The working class supports the bourgeoisie only in order to secure national peace (which the bourgeoisie cannot bring about completely and which can be achieved only with complete democracy), in order to secure equal rights and to create the best conditions for the class struggle.

Therefore, it is in opposition to the practicality of the bourgeoisie that the proletarians advance their principles in the national question; they always give the bourgeoisie only conditional support. What every bourgeoisie is out for in the national question is either privileges for its own nation, or exceptional advantages for it; this is called being "practical".

The proletariat is opposed to all privileges, to all exclusiveness. To demand that it should be "practical" means following the lead of the bourgeoisie, falling into opportunism. The demand for a "yes" or "no" reply to the question of secession in the case of every nation may seem a very "practical" one. In reality it is absurd; it is metaphysical in theory, while in practice it leads to subordinating the proletariat to the bourgeoisie's policy.

The bourgeoisie always places its national demands in the forefront, and does so in categorical fashion. With the proletariat, however, these demands are subordinated to the interests of the class struggle. Theoretically, you cannot say in advance whether the bourgeois-democratic revolution will end in a given nation seceding from another nation, or in its equality with the latter; in either case, the important thing for the proletariat is to ensure the development of its class.

For the bourgeoisie it is important to hamper this development by pushing the aims of its "own" nation before those of the proletariat. That is why the proletariat confines itself, so to speak, to the negative demand for recognition of the rightto self-determination, without giving guarantees to any nation, and without undertaking to give anything at the expense of another nation. This may not be "practical", but it is in effect the best guarantee for the achievement of the most democratic of all possible solutions.

The proletariat needs only such guarantees, whereas the bourgeoisie of every nation requires guarantees for its own interest, regardless of the position of (or the possible disadvantages to) other nations. The bourgeoisie is most of all interested in the "feasibility" of a given demand—hence the invariable policy of coming to terms with the bourgeoisie of other nations, to the detriment of the proletariat.

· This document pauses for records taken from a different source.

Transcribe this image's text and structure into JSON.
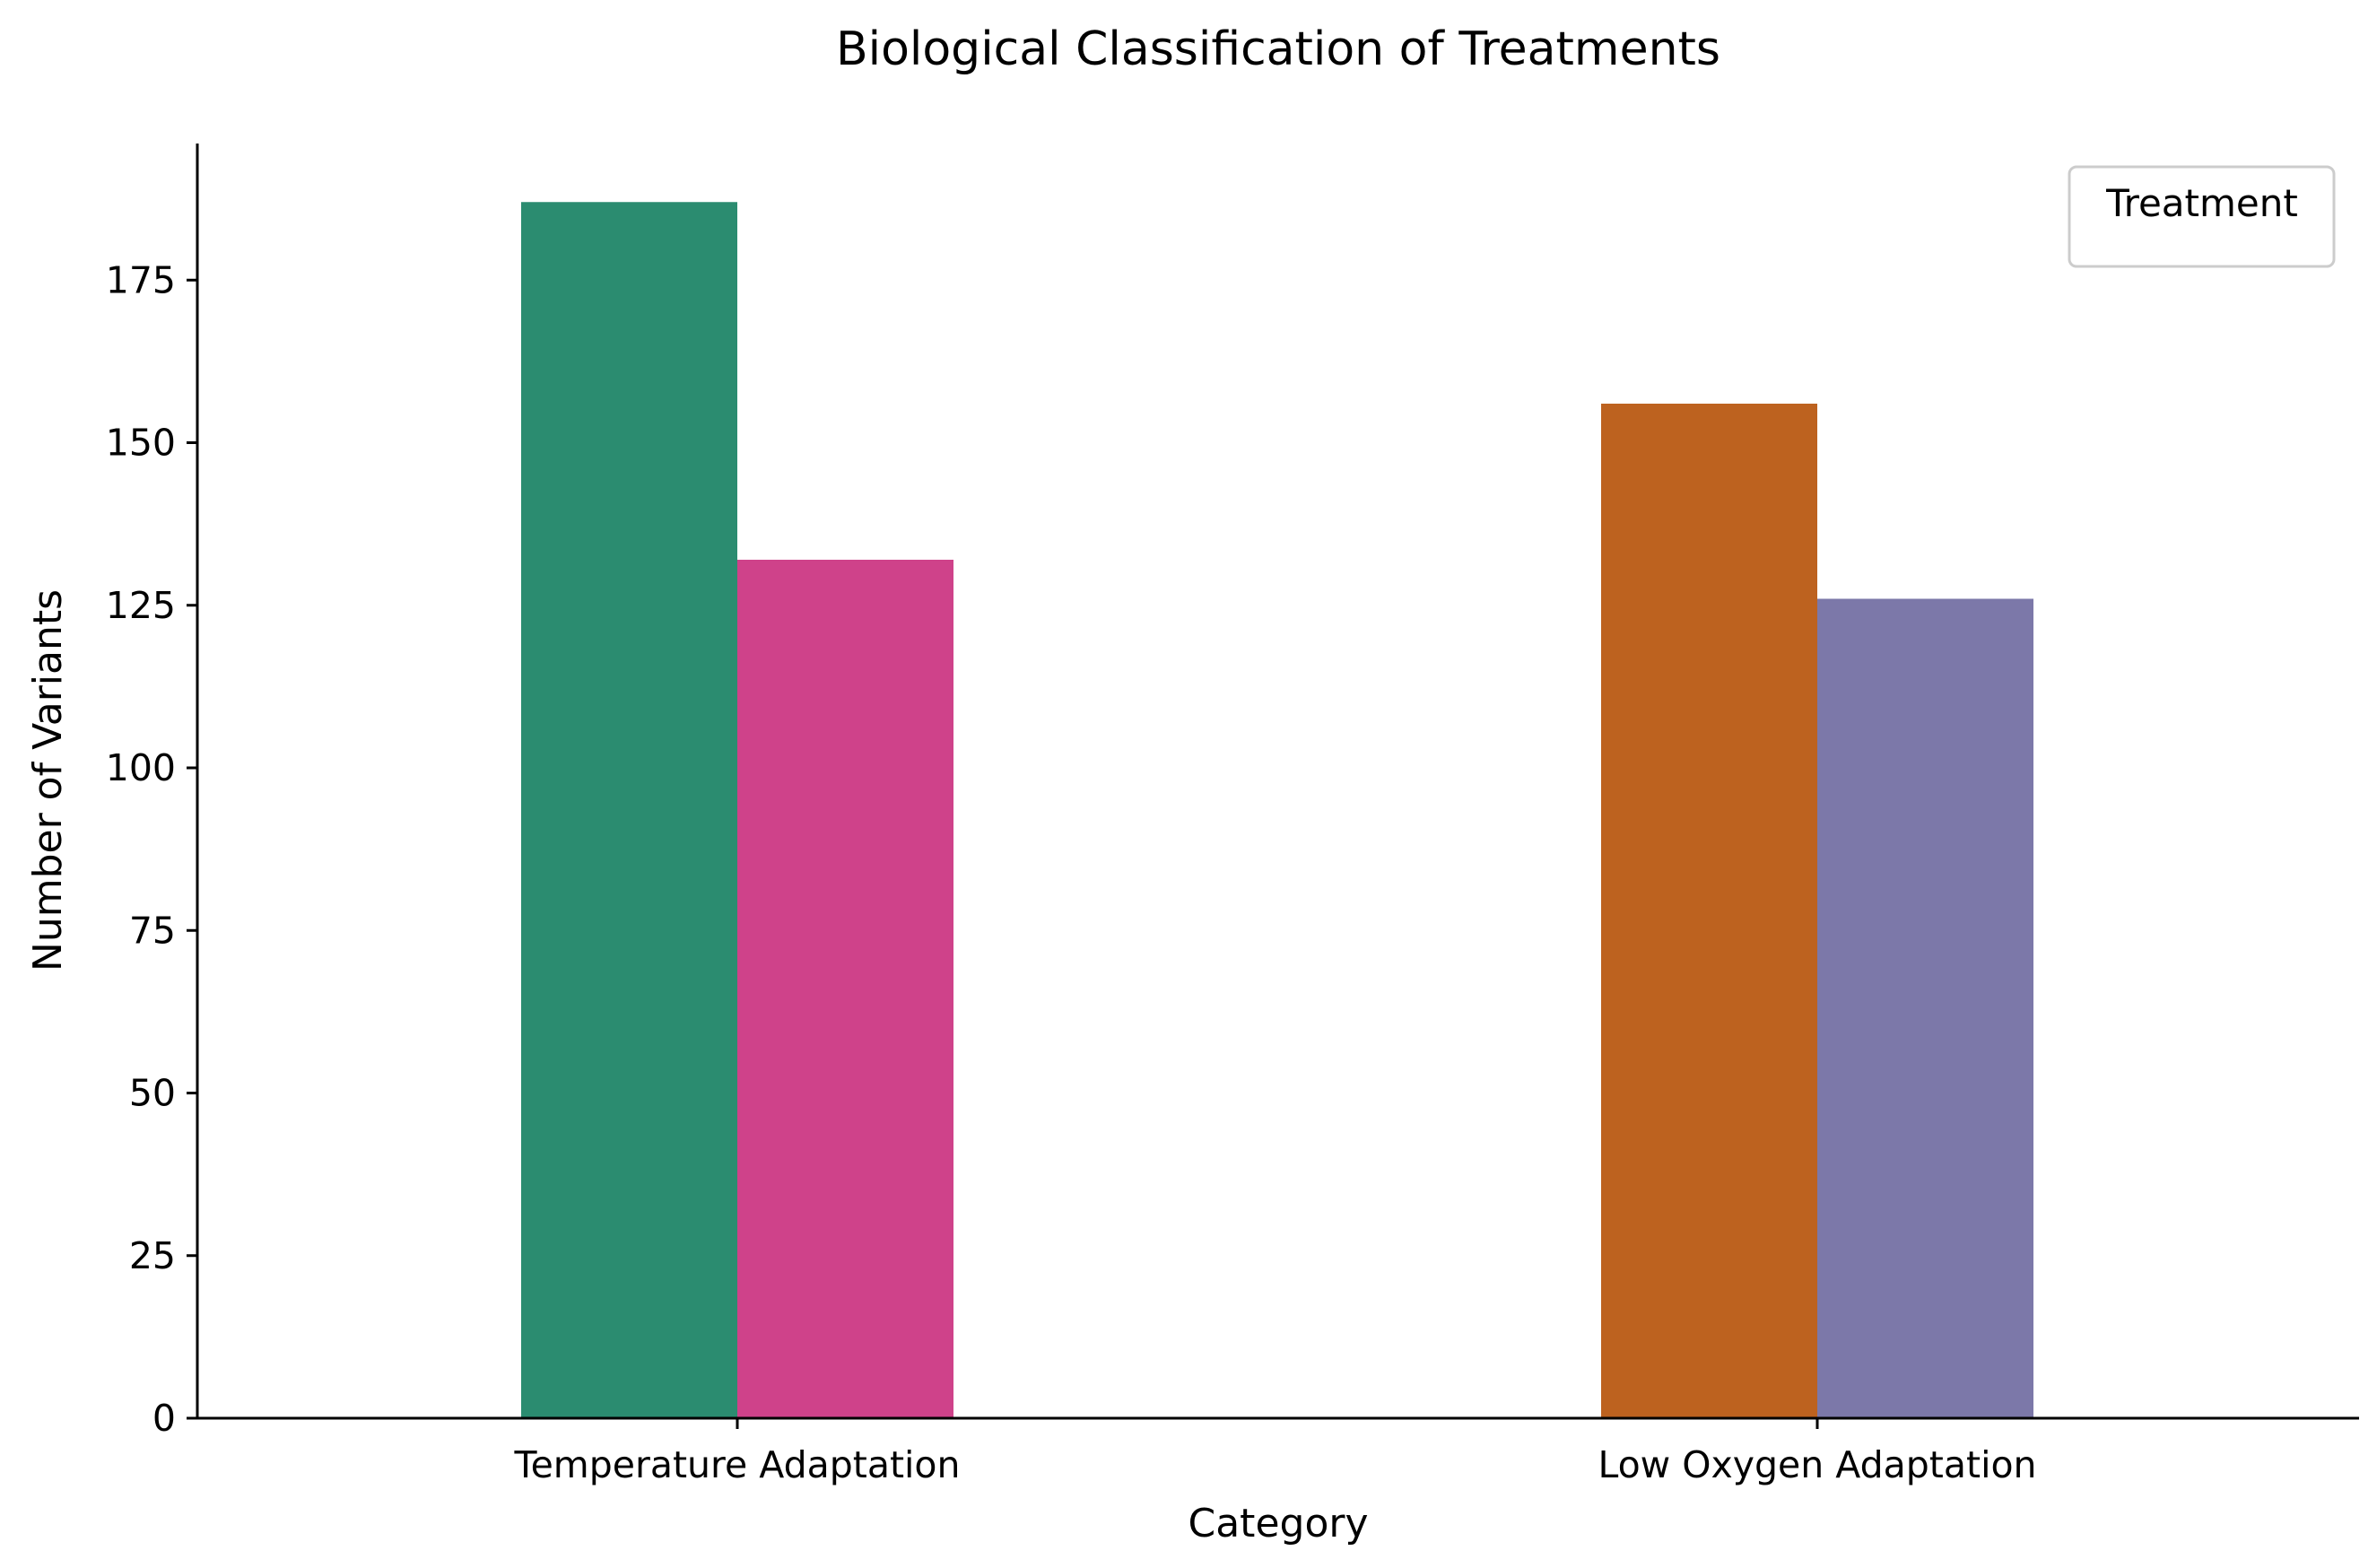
{
  "chart_data": {
    "type": "bar",
    "title": "Biological Classification of Treatments",
    "xlabel": "Category",
    "ylabel": "Number of Variants",
    "categories": [
      "Temperature Adaptation",
      "Low Oxygen Adaptation"
    ],
    "ylim": [
      0,
      196
    ],
    "yticks": [
      0,
      25,
      50,
      75,
      100,
      125,
      150,
      175
    ],
    "grid": false,
    "legend": {
      "title": "Treatment",
      "placement": "upper right",
      "entries": []
    },
    "bars": [
      {
        "category": "Temperature Adaptation",
        "slot": 0,
        "value": 187,
        "color": "#2b8c70"
      },
      {
        "category": "Temperature Adaptation",
        "slot": 1,
        "value": 132,
        "color": "#cf428a"
      },
      {
        "category": "Low Oxygen Adaptation",
        "slot": 0,
        "value": 156,
        "color": "#bd621f"
      },
      {
        "category": "Low Oxygen Adaptation",
        "slot": 1,
        "value": 126,
        "color": "#7c78a9"
      }
    ]
  }
}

For the proletariat, however, the important thing is to strengthen its class against the bourgeoisie and to educate the masses in the spirit of consistent democracy and socialism. This may not be "practical" as far as the opportunists are concerned, but it is the only real guarantee, the guarantee of the greater national equality and peace, despite the feudal landlords and the nationalist bourgeoisie.

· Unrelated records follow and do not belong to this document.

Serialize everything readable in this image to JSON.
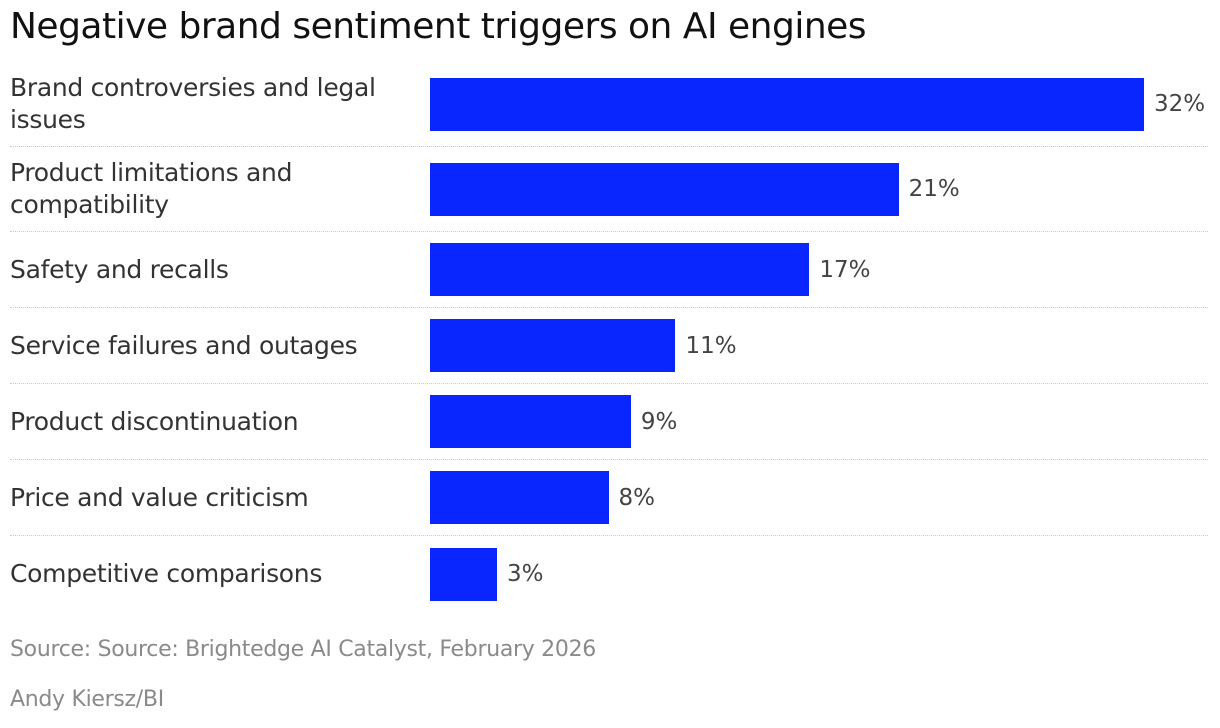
{
  "chart_data": {
    "type": "bar",
    "orientation": "horizontal",
    "title": "Negative brand sentiment triggers on AI engines",
    "categories": [
      "Brand controversies and legal issues",
      "Product limitations and compatibility",
      "Safety and recalls",
      "Service failures and outages",
      "Product discontinuation",
      "Price and value criticism",
      "Competitive comparisons"
    ],
    "values": [
      32,
      21,
      17,
      11,
      9,
      8,
      3
    ],
    "value_labels": [
      "32%",
      "21%",
      "17%",
      "11%",
      "9%",
      "8%",
      "3%"
    ],
    "color": "#0a26ff",
    "source": "Source: Source: Brightedge AI Catalyst, February 2026",
    "credit": "Andy Kiersz/BI"
  }
}
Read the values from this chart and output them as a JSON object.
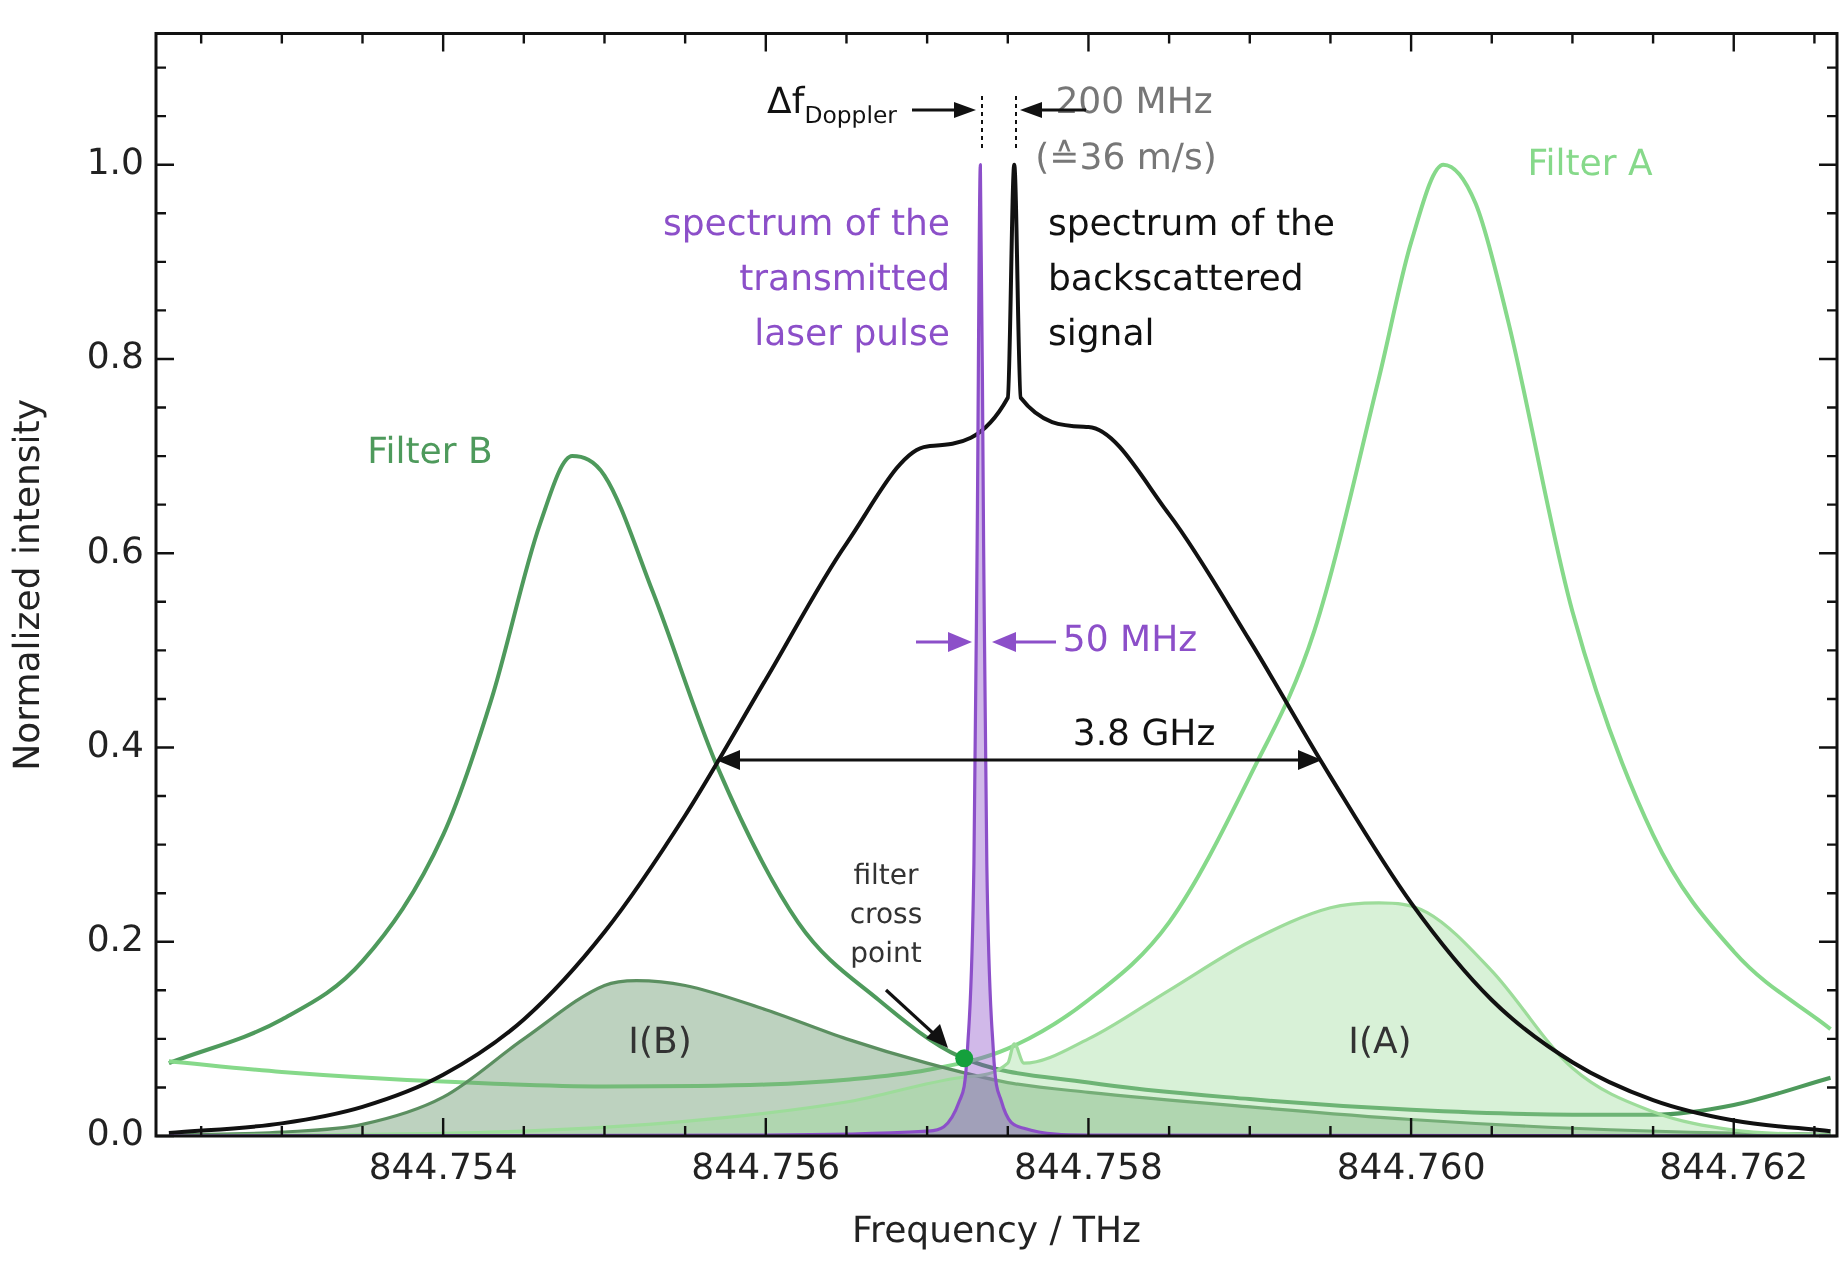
{
  "chart_data": {
    "type": "line",
    "xlabel": "Frequency / THz",
    "ylabel": "Normalized intensity",
    "xlim": [
      844.75222,
      844.76264
    ],
    "ylim": [
      0,
      1.135
    ],
    "xticks": [
      {
        "value": 844.7525,
        "label": null
      },
      {
        "value": 844.753,
        "label": null
      },
      {
        "value": 844.7535,
        "label": null
      },
      {
        "value": 844.754,
        "label": "844.754"
      },
      {
        "value": 844.7545,
        "label": null
      },
      {
        "value": 844.755,
        "label": null
      },
      {
        "value": 844.7555,
        "label": null
      },
      {
        "value": 844.756,
        "label": "844.756"
      },
      {
        "value": 844.7565,
        "label": null
      },
      {
        "value": 844.757,
        "label": null
      },
      {
        "value": 844.7575,
        "label": null
      },
      {
        "value": 844.758,
        "label": "844.758"
      },
      {
        "value": 844.7585,
        "label": null
      },
      {
        "value": 844.759,
        "label": null
      },
      {
        "value": 844.7595,
        "label": null
      },
      {
        "value": 844.76,
        "label": "844.760"
      },
      {
        "value": 844.7605,
        "label": null
      },
      {
        "value": 844.761,
        "label": null
      },
      {
        "value": 844.7615,
        "label": null
      },
      {
        "value": 844.762,
        "label": "844.762"
      },
      {
        "value": 844.7625,
        "label": null
      }
    ],
    "yticks": [
      {
        "value": 0,
        "label": "0.0"
      },
      {
        "value": 0.05,
        "label": null
      },
      {
        "value": 0.1,
        "label": null
      },
      {
        "value": 0.15,
        "label": null
      },
      {
        "value": 0.2,
        "label": "0.2"
      },
      {
        "value": 0.25,
        "label": null
      },
      {
        "value": 0.3,
        "label": null
      },
      {
        "value": 0.35,
        "label": null
      },
      {
        "value": 0.4,
        "label": "0.4"
      },
      {
        "value": 0.45,
        "label": null
      },
      {
        "value": 0.5,
        "label": null
      },
      {
        "value": 0.55,
        "label": null
      },
      {
        "value": 0.6,
        "label": "0.6"
      },
      {
        "value": 0.65,
        "label": null
      },
      {
        "value": 0.7,
        "label": null
      },
      {
        "value": 0.75,
        "label": null
      },
      {
        "value": 0.8,
        "label": "0.8"
      },
      {
        "value": 0.85,
        "label": null
      },
      {
        "value": 0.9,
        "label": null
      },
      {
        "value": 0.95,
        "label": null
      },
      {
        "value": 1.0,
        "label": "1.0"
      },
      {
        "value": 1.05,
        "label": null
      },
      {
        "value": 1.1,
        "label": null
      }
    ],
    "series": [
      {
        "name": "Filter B",
        "type": "line",
        "color": "#4e9a5c",
        "x": [
          844.7523,
          844.753,
          844.7535,
          844.754,
          844.7543,
          844.7546,
          844.7548,
          844.755,
          844.7553,
          844.7557,
          844.7562,
          844.7567,
          844.7572,
          844.758,
          844.759,
          844.76,
          844.761,
          844.7615,
          844.762,
          844.7626
        ],
        "values": [
          0.075,
          0.12,
          0.18,
          0.31,
          0.45,
          0.63,
          0.7,
          0.68,
          0.56,
          0.38,
          0.22,
          0.14,
          0.082,
          0.055,
          0.038,
          0.027,
          0.022,
          0.022,
          0.032,
          0.06
        ]
      },
      {
        "name": "Filter A",
        "type": "line",
        "color": "#86d98a",
        "x": [
          844.7523,
          844.753,
          844.754,
          844.755,
          844.756,
          844.7565,
          844.757,
          844.7575,
          844.758,
          844.7585,
          844.759,
          844.7594,
          844.7598,
          844.76,
          844.7602,
          844.7604,
          844.7606,
          844.761,
          844.7615,
          844.762,
          844.7626
        ],
        "values": [
          0.077,
          0.066,
          0.056,
          0.051,
          0.053,
          0.058,
          0.068,
          0.09,
          0.14,
          0.22,
          0.37,
          0.52,
          0.78,
          0.92,
          1.0,
          0.96,
          0.84,
          0.54,
          0.31,
          0.19,
          0.11
        ]
      },
      {
        "name": "I(B)",
        "type": "area",
        "color": "#5b8f60",
        "x": [
          844.7523,
          844.753,
          844.7535,
          844.754,
          844.7545,
          844.755,
          844.7552,
          844.7555,
          844.756,
          844.7565,
          844.757,
          844.7575,
          844.758,
          844.759,
          844.76,
          844.761,
          844.762,
          844.7626
        ],
        "values": [
          0.001,
          0.004,
          0.012,
          0.04,
          0.1,
          0.155,
          0.16,
          0.155,
          0.13,
          0.1,
          0.075,
          0.055,
          0.045,
          0.03,
          0.017,
          0.008,
          0.003,
          0.002
        ]
      },
      {
        "name": "I(A)",
        "type": "area",
        "color": "#9ddc9a",
        "x": [
          844.7523,
          844.7545,
          844.7555,
          844.7565,
          844.7572,
          844.7575,
          844.75754,
          844.7576,
          844.758,
          844.7585,
          844.759,
          844.7595,
          844.7598,
          844.7601,
          844.7605,
          844.761,
          844.7615,
          844.762,
          844.7626
        ],
        "values": [
          0,
          0.005,
          0.015,
          0.035,
          0.06,
          0.075,
          0.095,
          0.075,
          0.1,
          0.15,
          0.2,
          0.235,
          0.24,
          0.23,
          0.17,
          0.07,
          0.025,
          0.006,
          0.001
        ]
      },
      {
        "name": "spectrum of the\nbackscattered\nsignal",
        "type": "line",
        "color": "#111111",
        "x": [
          844.7523,
          844.753,
          844.7535,
          844.754,
          844.7545,
          844.755,
          844.7555,
          844.756,
          844.7565,
          844.757,
          844.7575,
          844.75754,
          844.75758,
          844.758,
          844.7585,
          844.759,
          844.7595,
          844.76,
          844.7605,
          844.761,
          844.7615,
          844.762,
          844.7626
        ],
        "values": [
          0.003,
          0.013,
          0.03,
          0.063,
          0.12,
          0.21,
          0.33,
          0.47,
          0.61,
          0.71,
          0.76,
          1.0,
          0.76,
          0.73,
          0.64,
          0.51,
          0.37,
          0.24,
          0.14,
          0.076,
          0.037,
          0.016,
          0.005
        ]
      },
      {
        "name": "spectrum of the\ntransmitted\nlaser pulse",
        "type": "area",
        "color": "#8c4fc9",
        "x": [
          844.7523,
          844.756,
          844.757,
          844.7572,
          844.75725,
          844.75729,
          844.75731,
          844.75733,
          844.75735,
          844.75737,
          844.75741,
          844.75746,
          844.7576,
          844.758,
          844.7626
        ],
        "values": [
          0,
          0.001,
          0.005,
          0.036,
          0.089,
          0.28,
          0.61,
          1.0,
          0.61,
          0.28,
          0.089,
          0.036,
          0.008,
          0.001,
          0
        ]
      },
      {
        "type": "scatter",
        "color": "#14a03c",
        "x": [
          844.75723
        ],
        "values": [
          0.08
        ]
      }
    ],
    "annotations": [
      "Δf$_{Doppler}$",
      "200 MHz",
      "(≙36 m/s)",
      "50 MHz",
      "3.8 GHz",
      "filter\ncross\npoint"
    ]
  }
}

The whole task of the proletarians in the national question is "unpractical" from the standpoint of the nationalist bourgeoisie of every nation, because the proletarians, opposed as they are to nationalism of every kind, demand "abstract" equality; they demand, as a matter of principle, that there should be no privileges, however slight. Failing to grasp this, Rosa Luxemburg, by her misguided eulogy of practicality, has opened the door wide for the opportunists, and especially for opportunist concessions to Great-Russian nationalism."